As much clichéd as this seems, there is a need in human beings to share their innermost thoughts and feelings.
But how far is sharing feelings and details about marital relationships okay? In this age of social networking, where sharing is emphasized as your sacred duty, and at a time where social networks come as a comfort to lonely people, how far you can talk to others? When you are a lonely wife in a strange place where your husband works and you haven't made friends yet or you don't have the proper social circle, social networks fill in the need for you to share those little things.
For example, you can create a post using your nickname in one of the countless discussion forums available and share little things like "Today is Monday and he overslept.
As much as I tried to wake him, I couldn't.
And then he took it out on me when he woke up and found out that he was going to be very late to office.
" Or if you are a working woman, and you find it hard to make friends because of the work pressure or you want the comfort of sharing your feelings with strangers who will not judge, then social networks are the way.
This kind of sharing, while being truthful also protects your identity and gives you some anonymity.
You feel relieved, light in mind after sharing/venting and your annoyance at having to suffer for no fault of your own, is considerably reduced when other women in the forums share your pain and laugh with you.
Forums like this are a way to share feelings and feel unburdened without having to reveal too many personal details.
And who knows, you might even find a way to make some real friends.
However, you should be wise as well.
There are countless instances of people forgetting themselves and sharing too much - for example, your husband might find himself having a hard time in the office, when you find that you have shared details about your husband's name or company inadvertently and one of the colleagues happened to find that.
Or worse, his boss happened to find your post when searching for your husband's resume in the internet; not a good situation for him to have to explain his "abusive behavior towards his wife'.
You ask, what am I trying to advise then - to share or not to share?

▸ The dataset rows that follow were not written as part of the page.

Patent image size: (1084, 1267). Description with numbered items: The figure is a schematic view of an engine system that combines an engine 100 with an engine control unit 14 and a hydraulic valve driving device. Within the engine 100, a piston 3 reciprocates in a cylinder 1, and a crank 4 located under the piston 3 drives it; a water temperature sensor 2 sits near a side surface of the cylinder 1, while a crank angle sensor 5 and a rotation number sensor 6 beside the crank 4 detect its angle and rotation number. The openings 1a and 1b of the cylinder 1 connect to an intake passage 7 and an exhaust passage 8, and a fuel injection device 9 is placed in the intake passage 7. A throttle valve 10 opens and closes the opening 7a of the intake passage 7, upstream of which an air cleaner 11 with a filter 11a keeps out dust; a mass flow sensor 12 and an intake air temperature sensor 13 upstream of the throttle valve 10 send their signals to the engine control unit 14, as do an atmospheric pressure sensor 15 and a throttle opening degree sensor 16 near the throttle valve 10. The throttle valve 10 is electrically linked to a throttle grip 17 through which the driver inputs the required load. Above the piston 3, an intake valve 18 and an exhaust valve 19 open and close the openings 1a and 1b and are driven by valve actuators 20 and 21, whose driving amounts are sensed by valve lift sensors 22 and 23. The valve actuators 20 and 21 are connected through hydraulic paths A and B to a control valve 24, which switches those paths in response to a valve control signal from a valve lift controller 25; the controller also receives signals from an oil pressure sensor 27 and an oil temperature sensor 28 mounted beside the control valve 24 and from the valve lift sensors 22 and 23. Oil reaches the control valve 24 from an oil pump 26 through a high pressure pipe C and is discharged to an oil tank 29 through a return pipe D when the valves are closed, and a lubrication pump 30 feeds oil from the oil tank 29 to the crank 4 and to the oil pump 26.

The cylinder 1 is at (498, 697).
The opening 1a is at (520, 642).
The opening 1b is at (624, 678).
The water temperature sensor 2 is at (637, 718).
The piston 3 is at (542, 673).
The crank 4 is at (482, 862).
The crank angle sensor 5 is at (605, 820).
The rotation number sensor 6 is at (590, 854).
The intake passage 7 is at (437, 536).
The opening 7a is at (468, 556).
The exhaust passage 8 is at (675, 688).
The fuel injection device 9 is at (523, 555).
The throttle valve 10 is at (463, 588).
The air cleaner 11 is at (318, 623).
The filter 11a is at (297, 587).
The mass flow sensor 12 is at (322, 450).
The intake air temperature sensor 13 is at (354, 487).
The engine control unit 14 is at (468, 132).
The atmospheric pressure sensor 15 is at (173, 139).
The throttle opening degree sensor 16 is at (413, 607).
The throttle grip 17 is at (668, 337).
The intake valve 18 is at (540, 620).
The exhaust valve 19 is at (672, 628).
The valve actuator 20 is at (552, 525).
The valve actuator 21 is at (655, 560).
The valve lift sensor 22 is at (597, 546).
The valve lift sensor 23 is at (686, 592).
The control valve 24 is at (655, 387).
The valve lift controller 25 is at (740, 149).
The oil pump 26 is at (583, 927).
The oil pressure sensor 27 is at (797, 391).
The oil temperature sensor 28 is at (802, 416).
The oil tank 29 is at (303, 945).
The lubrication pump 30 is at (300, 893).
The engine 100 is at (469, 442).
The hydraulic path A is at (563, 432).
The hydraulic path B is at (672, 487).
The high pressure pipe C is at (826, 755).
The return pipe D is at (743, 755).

Next time you find yourself boiling inside, bottling up emotions, I say - "Go ahead, share your feelings with like-minded strangers to vent.
Or when you find yourself achieving something great like mastering an art that you never thought will learn, go share your joy with like-minded people on the social networks.
Also, it's easier to share true feelings with strangers and you might find more like-minded people on social networks.
However, do realize the perils of sharing personal details.
Share your true feelings, but not your personal details.
So where can you share your true feelings and have light conversations without sharing too many personal details? If you thought Facebook, then drop that idea.
Facebook is a way to connect with people at a most personal level and immediately, the world knows you.
Good for making friends, but not for sharing your feelings! Find out chat forums or pen pal forums or relationship sites that let you share anonymously.
Some of these sites have features that allow you to remain anonymous and use a nickname for the public but also allow you to share your personal details with one person whom you think you can be friends with.
So here are some sites that let you share your feelings, without asking too many details from you.
1) interpals.
net - A site where you can find pen pals.
All you need is an email ID and nickname.
2) coffeerooms.
com - A site that has many forums for women and men on a wide range of topics So go ahead, share wisely and have fun.